Barrister’s refusal to attend the association’s meetings was perceived—rightly or wrongly—as culturally disrespectful. While the majority of the attendees were for Barrister’s suspension and/or expulsion from the association, Yusufu Olatunji in his capacity as a patron, was for inviting Barrister to appear in person and explaining why he refused to attend their meetings. The deliberations of this particular meeting were still on when Yusufu Olatunji slumped. He was taken to UCH in Ibadan, but he insisted that he should be taken to his doctor at Lantoro, Abeokuta. Urban legend has it that Olatunji tried to get up from his hospital bed in Abeokuta in the middle of the night, but he was too weak to do that. The eyes that Yusufu Olatunji closed after he slumped in his chair in Ibadan were not opened until he died the following day in Abeokuta on Friday, December 15, 1978. His eldest child Tajudeen (born Joseph Segun Olatunji) now the traditional ruler of Gbeginlawo, said his father’s death sent him into an emotional tailspin because he believed his father would not have died when he died if he had not talked him into attending the Ibadan meeting. “I feel so bad about how he died that I tend to think that I contributed to my father’s death, ” Tajudeen once told a Nigerian newspaper.

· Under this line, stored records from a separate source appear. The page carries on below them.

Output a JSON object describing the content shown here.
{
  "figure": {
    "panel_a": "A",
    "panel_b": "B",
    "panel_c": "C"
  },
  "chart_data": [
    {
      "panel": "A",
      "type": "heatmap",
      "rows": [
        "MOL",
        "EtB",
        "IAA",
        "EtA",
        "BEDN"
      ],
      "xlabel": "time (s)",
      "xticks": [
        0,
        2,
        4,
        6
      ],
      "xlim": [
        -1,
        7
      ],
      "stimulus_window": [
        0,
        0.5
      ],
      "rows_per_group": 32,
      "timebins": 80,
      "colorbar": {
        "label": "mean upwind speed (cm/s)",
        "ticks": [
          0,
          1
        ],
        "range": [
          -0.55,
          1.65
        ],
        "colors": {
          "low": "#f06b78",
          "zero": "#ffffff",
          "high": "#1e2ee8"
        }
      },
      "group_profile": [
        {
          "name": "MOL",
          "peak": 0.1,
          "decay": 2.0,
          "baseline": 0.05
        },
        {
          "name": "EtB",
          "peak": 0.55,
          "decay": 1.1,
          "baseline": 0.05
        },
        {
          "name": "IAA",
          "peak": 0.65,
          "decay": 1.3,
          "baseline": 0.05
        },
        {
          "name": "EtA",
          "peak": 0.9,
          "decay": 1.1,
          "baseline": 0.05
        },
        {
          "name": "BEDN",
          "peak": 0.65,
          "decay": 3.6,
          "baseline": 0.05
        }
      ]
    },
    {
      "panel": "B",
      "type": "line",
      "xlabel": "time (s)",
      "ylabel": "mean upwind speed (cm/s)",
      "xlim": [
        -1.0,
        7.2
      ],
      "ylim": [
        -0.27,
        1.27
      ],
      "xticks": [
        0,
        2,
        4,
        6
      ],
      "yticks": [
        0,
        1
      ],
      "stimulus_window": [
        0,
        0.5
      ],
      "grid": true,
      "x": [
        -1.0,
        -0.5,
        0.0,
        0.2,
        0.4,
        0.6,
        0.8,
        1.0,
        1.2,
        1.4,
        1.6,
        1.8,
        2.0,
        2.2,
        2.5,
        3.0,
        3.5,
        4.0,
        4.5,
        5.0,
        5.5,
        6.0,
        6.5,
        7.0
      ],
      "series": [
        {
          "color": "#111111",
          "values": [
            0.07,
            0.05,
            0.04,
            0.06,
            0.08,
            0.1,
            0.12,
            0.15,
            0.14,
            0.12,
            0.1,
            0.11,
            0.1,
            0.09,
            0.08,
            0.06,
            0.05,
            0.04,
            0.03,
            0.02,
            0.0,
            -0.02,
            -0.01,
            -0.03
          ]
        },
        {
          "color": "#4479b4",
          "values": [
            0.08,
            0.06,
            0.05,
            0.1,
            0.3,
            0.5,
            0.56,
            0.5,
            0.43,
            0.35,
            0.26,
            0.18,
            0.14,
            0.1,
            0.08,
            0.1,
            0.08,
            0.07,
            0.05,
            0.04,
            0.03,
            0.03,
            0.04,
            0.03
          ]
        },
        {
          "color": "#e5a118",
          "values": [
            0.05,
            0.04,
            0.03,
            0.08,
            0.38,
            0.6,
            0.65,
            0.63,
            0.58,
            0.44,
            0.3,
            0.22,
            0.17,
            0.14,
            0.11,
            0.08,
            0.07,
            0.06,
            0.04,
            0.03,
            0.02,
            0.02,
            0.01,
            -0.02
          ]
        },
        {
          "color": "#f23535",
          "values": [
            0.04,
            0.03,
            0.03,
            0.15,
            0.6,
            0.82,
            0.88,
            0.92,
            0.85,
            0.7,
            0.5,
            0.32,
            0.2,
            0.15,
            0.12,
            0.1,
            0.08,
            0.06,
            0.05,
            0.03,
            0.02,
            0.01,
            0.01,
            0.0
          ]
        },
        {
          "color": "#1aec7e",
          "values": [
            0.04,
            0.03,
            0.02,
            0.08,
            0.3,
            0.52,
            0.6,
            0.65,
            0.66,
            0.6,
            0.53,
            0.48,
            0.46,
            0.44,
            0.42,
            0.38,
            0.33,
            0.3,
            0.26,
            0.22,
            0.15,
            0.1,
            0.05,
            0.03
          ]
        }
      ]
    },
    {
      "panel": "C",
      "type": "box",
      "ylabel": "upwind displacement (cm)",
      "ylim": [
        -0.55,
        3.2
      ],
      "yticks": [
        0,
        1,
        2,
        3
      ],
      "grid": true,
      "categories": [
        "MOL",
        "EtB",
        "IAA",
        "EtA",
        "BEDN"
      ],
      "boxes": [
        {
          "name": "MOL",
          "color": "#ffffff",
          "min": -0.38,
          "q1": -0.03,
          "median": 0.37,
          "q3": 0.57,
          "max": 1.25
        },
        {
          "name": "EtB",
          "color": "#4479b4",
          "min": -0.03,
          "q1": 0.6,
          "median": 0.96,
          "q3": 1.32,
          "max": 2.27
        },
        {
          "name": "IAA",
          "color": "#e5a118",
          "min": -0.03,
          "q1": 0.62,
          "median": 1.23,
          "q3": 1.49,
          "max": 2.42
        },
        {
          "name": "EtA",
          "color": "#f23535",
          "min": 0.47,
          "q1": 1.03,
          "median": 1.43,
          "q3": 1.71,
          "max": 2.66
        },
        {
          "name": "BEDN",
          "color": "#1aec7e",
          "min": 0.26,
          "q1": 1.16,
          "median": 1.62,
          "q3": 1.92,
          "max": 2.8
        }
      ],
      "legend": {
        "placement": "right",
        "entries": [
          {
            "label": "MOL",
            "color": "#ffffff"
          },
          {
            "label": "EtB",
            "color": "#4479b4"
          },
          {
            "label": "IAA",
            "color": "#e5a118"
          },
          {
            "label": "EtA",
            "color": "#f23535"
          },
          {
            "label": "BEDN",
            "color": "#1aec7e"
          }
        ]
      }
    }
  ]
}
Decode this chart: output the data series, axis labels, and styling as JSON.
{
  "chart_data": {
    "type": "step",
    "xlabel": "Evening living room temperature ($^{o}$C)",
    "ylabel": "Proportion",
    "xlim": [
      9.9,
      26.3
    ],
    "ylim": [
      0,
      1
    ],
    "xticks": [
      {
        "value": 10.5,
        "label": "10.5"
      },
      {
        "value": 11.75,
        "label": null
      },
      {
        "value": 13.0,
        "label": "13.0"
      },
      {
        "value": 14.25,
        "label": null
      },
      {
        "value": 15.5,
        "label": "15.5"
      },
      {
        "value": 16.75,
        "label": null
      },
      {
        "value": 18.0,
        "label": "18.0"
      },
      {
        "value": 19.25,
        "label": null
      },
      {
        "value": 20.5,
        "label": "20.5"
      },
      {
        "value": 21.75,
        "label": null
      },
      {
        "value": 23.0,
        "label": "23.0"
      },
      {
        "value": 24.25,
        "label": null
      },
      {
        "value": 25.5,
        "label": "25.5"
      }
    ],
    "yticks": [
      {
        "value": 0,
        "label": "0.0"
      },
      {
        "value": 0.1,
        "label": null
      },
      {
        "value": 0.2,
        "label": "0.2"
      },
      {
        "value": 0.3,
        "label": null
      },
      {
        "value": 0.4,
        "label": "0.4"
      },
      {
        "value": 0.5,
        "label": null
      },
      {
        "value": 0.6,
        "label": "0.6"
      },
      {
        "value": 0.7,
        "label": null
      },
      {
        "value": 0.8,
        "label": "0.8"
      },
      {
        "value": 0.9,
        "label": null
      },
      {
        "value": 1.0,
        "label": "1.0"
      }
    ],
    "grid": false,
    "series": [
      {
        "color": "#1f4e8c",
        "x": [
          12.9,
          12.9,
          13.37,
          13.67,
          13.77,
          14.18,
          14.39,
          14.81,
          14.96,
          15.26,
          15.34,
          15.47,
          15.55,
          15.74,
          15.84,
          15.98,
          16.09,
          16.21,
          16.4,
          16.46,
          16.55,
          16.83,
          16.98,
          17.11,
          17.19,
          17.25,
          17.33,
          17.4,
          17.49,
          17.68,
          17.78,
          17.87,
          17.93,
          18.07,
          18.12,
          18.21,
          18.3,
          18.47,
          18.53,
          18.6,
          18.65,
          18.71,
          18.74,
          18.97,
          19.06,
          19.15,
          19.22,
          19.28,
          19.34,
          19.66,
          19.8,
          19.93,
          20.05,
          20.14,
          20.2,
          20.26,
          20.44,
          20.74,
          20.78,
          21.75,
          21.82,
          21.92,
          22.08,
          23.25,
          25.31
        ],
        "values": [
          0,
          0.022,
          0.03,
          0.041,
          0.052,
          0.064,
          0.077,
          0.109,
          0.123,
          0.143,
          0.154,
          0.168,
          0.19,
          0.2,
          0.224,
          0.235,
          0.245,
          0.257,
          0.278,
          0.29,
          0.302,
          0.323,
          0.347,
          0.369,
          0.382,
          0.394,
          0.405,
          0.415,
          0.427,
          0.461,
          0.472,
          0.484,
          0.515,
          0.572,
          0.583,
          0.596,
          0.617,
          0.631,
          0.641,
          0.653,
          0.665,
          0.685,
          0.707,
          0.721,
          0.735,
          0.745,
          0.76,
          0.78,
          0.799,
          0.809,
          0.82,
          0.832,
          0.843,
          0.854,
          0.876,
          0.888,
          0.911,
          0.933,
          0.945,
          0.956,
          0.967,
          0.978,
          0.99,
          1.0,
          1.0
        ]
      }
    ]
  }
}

Olatunji’s household, it should be noted, was polarized on the eve of the Ibadan meeting. While his most senior wife Sabitiyu Abake was not amenable to him attending the meeting, his oldest son thought he would be letting Egbe Amuludun down if he did not attend the meeting. Tajudeen believes his father was killed by a rival musician (perhaps one of the attendees of the Ibadan meeting) through some magic. “My father died because he was a victim of envy, which is the curse of every famous artiste,” he further told the same paper. Yes, it is within the realms of possibility that a rival artist killed Olatunji. It is also possible that he died of natural causes, considering the fact that he was a diabetic heavy gin drinker whose leg was on the cusp of amputation in 1973. Regardless of what killed him, Olatunji’s name is etched in Yoruba social history, and his body of work remains evergreen. Continue to rest in peace, Yusufu Ajao Ojuroungbe Olatunji.